Sci Rep. 2025 Apr 4;15(1):11521. doi: 10.1038/s41598-025-89394-2.
A central task in educational studies is to uncover factors that drive a student's academic performance. While existing studies have utilized meticulous regression designs, it is challenging to select appropriate controls. Machine learning, however, offers a solution whereby the entire variable set can be inspected and filtered by different optimization schemes.

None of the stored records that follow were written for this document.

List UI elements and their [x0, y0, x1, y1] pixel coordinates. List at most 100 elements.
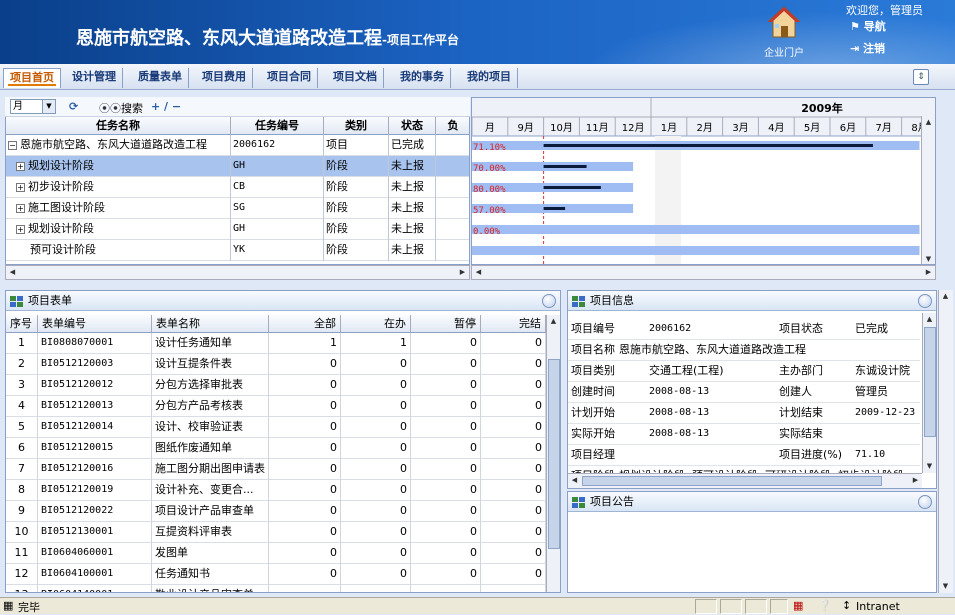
collapse-icon[interactable]: [918, 495, 932, 509]
scroll-up-icon[interactable]: ▲: [547, 315, 560, 328]
info-horizontal-scrollbar[interactable]: ◀ ▶: [568, 473, 922, 488]
form-row[interactable]: 8 BI0512120019 设计补充、变更合... 0 0 0 0: [6, 480, 546, 501]
expand-toggle-icon[interactable]: −: [8, 140, 17, 150]
period-select[interactable]: 月 ▼: [10, 99, 56, 114]
form-cell: 0: [411, 333, 481, 354]
scroll-thumb[interactable]: [924, 327, 936, 437]
task-row[interactable]: + 施工图设计阶段 SG 阶段 未上报: [6, 198, 469, 219]
search-button[interactable]: ⦿⦿搜索: [99, 100, 143, 116]
nav-tab[interactable]: 我的项目: [461, 68, 518, 88]
form-row[interactable]: 10 BI0512130001 互提资料评审表 0 0 0 0: [6, 522, 546, 543]
form-cell: 0: [269, 354, 341, 375]
task-grid-header[interactable]: 负: [436, 117, 469, 135]
security-zone-text: Intranet: [856, 600, 900, 613]
forms-column-header[interactable]: 在办: [341, 315, 411, 333]
task-status-cell: 未上报: [389, 240, 436, 261]
task-row[interactable]: + 规划设计阶段 GH 阶段 未上报: [6, 156, 469, 177]
forms-column-header[interactable]: 完结: [481, 315, 546, 333]
task-grid-header[interactable]: 状态: [389, 117, 436, 135]
form-row[interactable]: 7 BI0512120016 施工图分期出图申请表 0 0 0 0: [6, 459, 546, 480]
expand-toggle-icon[interactable]: +: [16, 182, 25, 192]
enterprise-portal-button[interactable]: 企业门户: [758, 4, 810, 59]
collapse-header-button[interactable]: ⇕: [913, 69, 929, 85]
month-label: 7月: [876, 122, 892, 134]
page-vertical-scrollbar[interactable]: ▲ ▼: [938, 290, 953, 593]
scroll-down-icon[interactable]: ▼: [922, 253, 935, 264]
form-row[interactable]: 5 BI0512120014 设计、校审验证表 0 0 0 0: [6, 417, 546, 438]
app-header: 恩施市航空路、东风大道道路改造工程-项目工作平台 企业门户 欢迎您，管理员 ⚑ …: [0, 0, 955, 64]
nav-tab[interactable]: 项目合同: [261, 68, 318, 88]
scroll-right-icon[interactable]: ▶: [909, 474, 922, 487]
scroll-down-icon[interactable]: ▼: [923, 460, 936, 473]
info-row: 项目经理 项目进度(%) 71.10: [568, 445, 920, 466]
task-grid-header[interactable]: 类别: [324, 117, 389, 135]
form-row[interactable]: 9 BI0512120022 项目设计产品审查单 0 0 0 0: [6, 501, 546, 522]
forms-column-header[interactable]: 序号: [6, 315, 38, 333]
form-row[interactable]: 3 BI0512120012 分包方选择审批表 0 0 0 0: [6, 375, 546, 396]
scroll-left-icon[interactable]: ◀: [568, 474, 581, 487]
scroll-down-icon[interactable]: ▼: [939, 580, 952, 593]
info-value: 2008-08-13: [649, 386, 710, 397]
refresh-icon[interactable]: ⟳: [69, 100, 78, 113]
scroll-thumb[interactable]: [548, 359, 560, 549]
gantt-vertical-scrollbar[interactable]: ▲ ▼: [921, 116, 935, 264]
form-row[interactable]: 11 BI0604060001 发图单 0 0 0 0: [6, 543, 546, 564]
scroll-right-icon[interactable]: ▶: [456, 266, 469, 279]
scroll-up-icon[interactable]: ▲: [939, 290, 952, 303]
nav-tab[interactable]: 项目费用: [196, 68, 253, 88]
form-cell: BI0604100001: [38, 564, 152, 585]
collapse-icon[interactable]: [542, 294, 556, 308]
form-cell: 1: [341, 333, 411, 354]
task-name: 初步设计阶段: [28, 180, 94, 193]
nav-tab[interactable]: 项目首页: [3, 68, 61, 88]
forms-column-header[interactable]: 表单编号: [38, 315, 152, 333]
nav-tab[interactable]: 我的事务: [394, 68, 451, 88]
progress-bar: [543, 186, 601, 189]
task-bar[interactable]: [472, 246, 920, 255]
scroll-thumb[interactable]: [582, 476, 882, 486]
task-row[interactable]: − 恩施市航空路、东风大道道路改造工程 2006162 项目 已完成: [6, 135, 469, 156]
expand-toggle-icon[interactable]: +: [16, 224, 25, 234]
expand-toggle-icon[interactable]: +: [16, 161, 25, 171]
forms-column-header[interactable]: 全部: [269, 315, 341, 333]
task-row[interactable]: + 初步设计阶段 CB 阶段 未上报: [6, 177, 469, 198]
task-bar[interactable]: [472, 225, 920, 234]
task-row[interactable]: 预可设计阶段 YK 阶段 未上报: [6, 240, 469, 261]
form-row[interactable]: 2 BI0512120003 设计互提条件表 0 0 0 0: [6, 354, 546, 375]
forms-vertical-scrollbar[interactable]: ▲: [546, 315, 560, 592]
nav-tab[interactable]: 项目文档: [327, 68, 384, 88]
nav-link[interactable]: ⚑ 导航: [850, 18, 886, 34]
form-row[interactable]: 6 BI0512120015 图纸作废通知单 0 0 0 0: [6, 438, 546, 459]
form-cell: 0: [341, 354, 411, 375]
collapse-icon[interactable]: [918, 294, 932, 308]
gantt-scrollbar[interactable]: ◀ ▶: [471, 265, 936, 280]
form-row[interactable]: 12 BI0604100001 任务通知书 0 0 0 0: [6, 564, 546, 585]
scroll-right-icon[interactable]: ▶: [922, 266, 935, 279]
task-row[interactable]: + 规划设计阶段 GH 阶段 未上报: [6, 219, 469, 240]
scroll-up-icon[interactable]: ▲: [923, 313, 936, 326]
forms-column-header[interactable]: 表单名称: [152, 315, 269, 333]
form-row[interactable]: 4 BI0512120013 分包方产品考核表 0 0 0 0: [6, 396, 546, 417]
scroll-left-icon[interactable]: ◀: [6, 266, 19, 279]
nonworking-shade: [655, 136, 681, 264]
scroll-left-icon[interactable]: ◀: [472, 266, 485, 279]
form-cell: 0: [481, 522, 546, 543]
info-vertical-scrollbar[interactable]: ▲ ▼: [922, 313, 936, 473]
nav-tab[interactable]: 设计管理: [66, 68, 123, 88]
task-grid-scrollbar[interactable]: ◀ ▶: [5, 265, 470, 280]
task-grid-header[interactable]: 任务名称: [6, 117, 231, 135]
task-code-cell: GH: [231, 219, 324, 240]
form-row[interactable]: 13BI0604140001勘业设计产品审查单: [6, 585, 546, 592]
forms-column-header[interactable]: 暂停: [411, 315, 481, 333]
form-cell: [481, 585, 546, 592]
scroll-up-icon[interactable]: ▲: [922, 116, 935, 129]
expand-collapse-button[interactable]: + / −: [151, 100, 181, 113]
logout-link[interactable]: ⇥ 注销: [850, 40, 885, 56]
help-icon[interactable]: ❔: [818, 599, 832, 612]
blocked-content-icon[interactable]: ▦: [793, 599, 803, 612]
expand-toggle-icon[interactable]: +: [16, 203, 25, 213]
nav-tab[interactable]: 质量表单: [132, 68, 189, 88]
form-row[interactable]: 1 BI0808070001 设计任务通知单 1 1 0 0: [6, 333, 546, 354]
task-grid-header[interactable]: 任务编号: [231, 117, 324, 135]
task-name: 规划设计阶段: [28, 159, 94, 172]
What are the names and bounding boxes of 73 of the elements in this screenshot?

In that light, this paper adopts a three-stage framework to analyze and discover potentially latent causal relationships from an open dataset from UCI. In the first stage, machine learning methods are employed to select candidate variables that are closely associated with student grades, and then a "post-double-selection" process is implemented to select the set of control variables. In the final stage, three case studies are conducted to illustrate the effectiveness of the three-stage design. The model pipeline is suitable for situations where there is only minimal prior knowledge available to address a potentially causal research question.
教育研究中的一项核心任务是揭示驱动学生学业成绩的因素。虽然现有研究采用了细致的回归设计,但选择合适的控制变量具有挑战性。然而,机器学习提供了一种解决方案,通过不同的优化方案可以检查和筛选整个变量集。有鉴于此,本文采用一个三阶段框架,从加州大学欧文分校(UCI)的一个开放数据集中分析并发现潜在的因果关系。在第一阶段,使用机器学习方法选择与学生成绩密切相关的候选变量,然后实施“双重选择后”过程来选择控制变量集。在最后阶段,进行了三个案例研究来说明三阶段设计的有效性。该模型管道适用于只有极少先验知识来解决潜在因果研究问题的情况。